Comme ces propos de Molla Câmi رَحْمَتَاللهعَلَيْهِ sont d’une grande portée : «

Ô Messager d’Allah ! Pourquoi ne m’associerais-je pas à tes compagnons afin d’entrer au Paradis tout comme le chien s’associa aux gens de la caverne ? Si le chien des gens de la caverne a pu accéder au Paradis, pourquoi irai-je moi à l’Enfer ? Ce chien fut celui des gens de la caverne ; moi aussi, je suis le chien de tes compagnons. »[15]

En conclusion, pour pouvoir accéder au Paradis, il faut tout d’abord croire puis s’acquitter des obligations religieuses et enfin être patient et endurant.

[1]        Saint Coran Sourate Al Baqarah (2) verset 35

[2]        Şefik Can, Dîvân-ı Kebîrden Seçmeler, İstanbul 2006, I, 82.

[3]        Saint Coran sourate Al Araf (7) versets 12 à 18

[4]        At Tirmidhi Livre 38 el-Jami’u’s-Saghîr Hadith 2757

[5]        Dîvân-ı Kebîr ’den Seçmeler, I, 271-72.

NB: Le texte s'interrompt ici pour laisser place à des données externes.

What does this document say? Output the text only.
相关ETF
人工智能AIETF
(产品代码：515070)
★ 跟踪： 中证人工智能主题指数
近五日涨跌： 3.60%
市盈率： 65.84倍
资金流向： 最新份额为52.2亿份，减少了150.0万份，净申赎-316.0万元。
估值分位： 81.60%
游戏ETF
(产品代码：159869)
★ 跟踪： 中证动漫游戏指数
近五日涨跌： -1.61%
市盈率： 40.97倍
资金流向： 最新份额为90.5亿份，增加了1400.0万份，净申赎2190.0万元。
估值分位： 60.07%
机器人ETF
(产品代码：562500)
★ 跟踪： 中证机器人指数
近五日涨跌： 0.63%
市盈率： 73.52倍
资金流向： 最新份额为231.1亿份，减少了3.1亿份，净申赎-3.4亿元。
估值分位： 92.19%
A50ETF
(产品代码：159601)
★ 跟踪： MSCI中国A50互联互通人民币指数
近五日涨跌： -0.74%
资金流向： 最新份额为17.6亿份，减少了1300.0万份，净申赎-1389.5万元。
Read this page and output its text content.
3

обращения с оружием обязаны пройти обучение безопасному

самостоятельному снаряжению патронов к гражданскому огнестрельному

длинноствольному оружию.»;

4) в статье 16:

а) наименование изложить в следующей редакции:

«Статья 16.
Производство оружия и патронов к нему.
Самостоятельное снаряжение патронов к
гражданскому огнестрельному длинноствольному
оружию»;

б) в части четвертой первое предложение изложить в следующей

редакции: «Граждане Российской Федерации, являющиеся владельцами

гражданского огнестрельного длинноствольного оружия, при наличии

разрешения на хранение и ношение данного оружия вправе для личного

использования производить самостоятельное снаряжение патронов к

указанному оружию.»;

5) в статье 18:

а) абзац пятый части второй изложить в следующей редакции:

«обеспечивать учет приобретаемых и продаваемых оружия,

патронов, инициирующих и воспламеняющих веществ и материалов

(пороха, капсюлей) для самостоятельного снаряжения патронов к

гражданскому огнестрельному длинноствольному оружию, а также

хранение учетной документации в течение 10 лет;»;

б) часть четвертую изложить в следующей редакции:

[6]        Mathnawi II, b. 1439.

[7]        Cf. Saint Coran sourate At Tauba (9) verset 111.

[8]        Saint Coran sourate Âl-i İmrân(3) verset 15.

[9]        Extrait du poème Aşkın aldı benden beni (Mon amour pour Toi m’a pris) – Note du Rédacteur

[10]       Mathnawi, II, b. 3133.

[11]       Fussilat, 41/11.

[12]       Fussilat, 41/11.

[13]       Mathnawi III, b. 4464-70.

[14]       Cf. Saint Coran sourate Al Asr(103) verset 1-3.

[15]       Şefik Can, Traduction du Mathnawî, III, 44, dn. 2.